A congregation that spans the US-Mexico border
For more than a decade, Christians have worshiped together across the border wall.

For the better part of a decade Christians have met to share a communion meal across the US-Mexico divide south of San Diego. This meeting has gone through many permutations through the years, and I was curious to see it up close. The only route to the border site begins at a state park that was off the beaten path, several turns down dirt roads into what seemed like wilder and wilder country.
When a friend and I pulled into the sandy parking lot that the internet had told us was the meeting place for the border church, our Uber driver was reluctant to leave us. There was no sign of church or church people. As we pondered what to do, we saw a man coming out of the weeds near a dumpster. I decided to ask him about the church. As I walked up to him, I noticed his long, ZZ Top beard and a baseball bat in his hand. “Hello,” I said. “We are looking for the border church. Do you know anything about it?”
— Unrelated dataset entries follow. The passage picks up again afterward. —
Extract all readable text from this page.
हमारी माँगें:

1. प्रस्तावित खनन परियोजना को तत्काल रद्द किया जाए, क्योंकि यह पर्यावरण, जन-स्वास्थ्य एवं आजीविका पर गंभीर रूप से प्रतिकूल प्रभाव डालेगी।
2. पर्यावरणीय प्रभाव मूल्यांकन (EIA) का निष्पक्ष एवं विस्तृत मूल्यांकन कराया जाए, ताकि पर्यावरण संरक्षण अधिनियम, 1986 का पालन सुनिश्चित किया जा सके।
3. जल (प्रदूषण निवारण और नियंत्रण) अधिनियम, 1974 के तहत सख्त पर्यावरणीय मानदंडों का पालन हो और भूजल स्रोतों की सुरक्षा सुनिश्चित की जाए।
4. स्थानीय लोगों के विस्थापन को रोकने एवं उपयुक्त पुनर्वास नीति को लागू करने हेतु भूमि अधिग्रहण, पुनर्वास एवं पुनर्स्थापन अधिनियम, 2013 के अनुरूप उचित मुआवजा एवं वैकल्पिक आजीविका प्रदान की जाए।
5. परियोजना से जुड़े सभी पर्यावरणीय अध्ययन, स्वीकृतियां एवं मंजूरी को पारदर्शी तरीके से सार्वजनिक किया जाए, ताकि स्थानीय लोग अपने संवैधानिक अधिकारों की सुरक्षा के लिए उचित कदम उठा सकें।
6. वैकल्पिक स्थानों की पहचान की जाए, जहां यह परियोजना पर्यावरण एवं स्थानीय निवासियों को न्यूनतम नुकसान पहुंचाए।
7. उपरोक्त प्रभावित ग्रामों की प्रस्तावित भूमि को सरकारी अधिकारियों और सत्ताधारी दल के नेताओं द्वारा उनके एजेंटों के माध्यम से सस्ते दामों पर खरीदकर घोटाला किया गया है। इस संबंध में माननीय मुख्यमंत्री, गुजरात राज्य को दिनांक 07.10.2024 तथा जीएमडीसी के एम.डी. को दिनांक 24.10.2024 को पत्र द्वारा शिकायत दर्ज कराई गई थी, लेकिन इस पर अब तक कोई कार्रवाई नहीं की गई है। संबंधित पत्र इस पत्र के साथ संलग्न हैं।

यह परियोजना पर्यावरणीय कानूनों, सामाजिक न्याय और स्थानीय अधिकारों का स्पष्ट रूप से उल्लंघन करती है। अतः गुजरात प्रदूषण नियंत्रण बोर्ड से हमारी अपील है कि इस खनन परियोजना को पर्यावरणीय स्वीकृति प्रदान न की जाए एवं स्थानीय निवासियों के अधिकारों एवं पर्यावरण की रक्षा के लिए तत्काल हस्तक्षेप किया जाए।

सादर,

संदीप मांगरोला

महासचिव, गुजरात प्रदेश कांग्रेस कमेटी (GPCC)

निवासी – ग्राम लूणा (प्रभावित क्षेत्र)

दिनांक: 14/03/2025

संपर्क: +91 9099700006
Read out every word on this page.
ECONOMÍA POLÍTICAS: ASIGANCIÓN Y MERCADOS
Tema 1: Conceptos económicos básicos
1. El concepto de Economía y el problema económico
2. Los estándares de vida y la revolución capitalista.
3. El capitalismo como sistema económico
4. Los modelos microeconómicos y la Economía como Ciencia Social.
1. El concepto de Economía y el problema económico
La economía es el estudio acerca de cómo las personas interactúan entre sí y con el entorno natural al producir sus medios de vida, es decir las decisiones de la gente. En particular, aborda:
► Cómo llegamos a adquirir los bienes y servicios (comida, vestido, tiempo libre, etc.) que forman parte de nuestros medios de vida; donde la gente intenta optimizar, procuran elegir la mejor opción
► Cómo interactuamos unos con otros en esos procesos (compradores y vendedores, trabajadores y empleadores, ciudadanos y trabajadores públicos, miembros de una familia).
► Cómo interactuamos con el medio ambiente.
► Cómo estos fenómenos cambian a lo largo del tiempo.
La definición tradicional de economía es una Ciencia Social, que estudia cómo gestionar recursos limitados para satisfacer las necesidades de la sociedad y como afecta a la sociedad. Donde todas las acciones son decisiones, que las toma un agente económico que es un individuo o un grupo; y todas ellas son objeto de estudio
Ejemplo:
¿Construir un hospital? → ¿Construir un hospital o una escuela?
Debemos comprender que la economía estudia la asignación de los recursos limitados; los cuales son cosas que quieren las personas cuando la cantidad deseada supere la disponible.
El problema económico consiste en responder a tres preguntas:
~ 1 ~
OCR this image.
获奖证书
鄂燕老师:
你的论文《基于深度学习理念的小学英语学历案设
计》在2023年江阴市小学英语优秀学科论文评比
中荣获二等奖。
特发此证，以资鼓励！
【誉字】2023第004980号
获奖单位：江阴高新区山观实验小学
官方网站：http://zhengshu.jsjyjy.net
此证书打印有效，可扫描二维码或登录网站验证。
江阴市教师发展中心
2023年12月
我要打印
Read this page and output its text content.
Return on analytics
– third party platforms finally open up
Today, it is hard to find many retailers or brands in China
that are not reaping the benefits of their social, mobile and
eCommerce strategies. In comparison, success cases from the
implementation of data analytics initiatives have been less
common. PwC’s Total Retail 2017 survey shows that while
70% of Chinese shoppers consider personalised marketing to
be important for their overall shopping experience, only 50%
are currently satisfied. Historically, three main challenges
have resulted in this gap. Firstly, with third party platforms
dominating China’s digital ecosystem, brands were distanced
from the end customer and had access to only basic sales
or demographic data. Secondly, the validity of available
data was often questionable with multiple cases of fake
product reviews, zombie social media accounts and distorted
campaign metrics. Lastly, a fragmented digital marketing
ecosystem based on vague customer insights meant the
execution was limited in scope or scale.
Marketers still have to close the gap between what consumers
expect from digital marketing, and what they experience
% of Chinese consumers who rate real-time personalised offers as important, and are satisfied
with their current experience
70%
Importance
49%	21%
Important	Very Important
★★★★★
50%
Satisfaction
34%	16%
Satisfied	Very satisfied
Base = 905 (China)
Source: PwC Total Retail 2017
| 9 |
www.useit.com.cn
To my surprise, he said, “Oh yeah.” He glanced around the parking lot. “I don’t see John’s car anywhere, but I saw a couple of church people on the trail. You just go that way.” He gestured toward the ocean. “Then you turn and you go that way.” He pointed toward the border wall looming in the distance. “I’d call John for you,” he said, pulling a cracked pink phone out of his pocket and poking at it with his finger, “but I’m not getting any service.”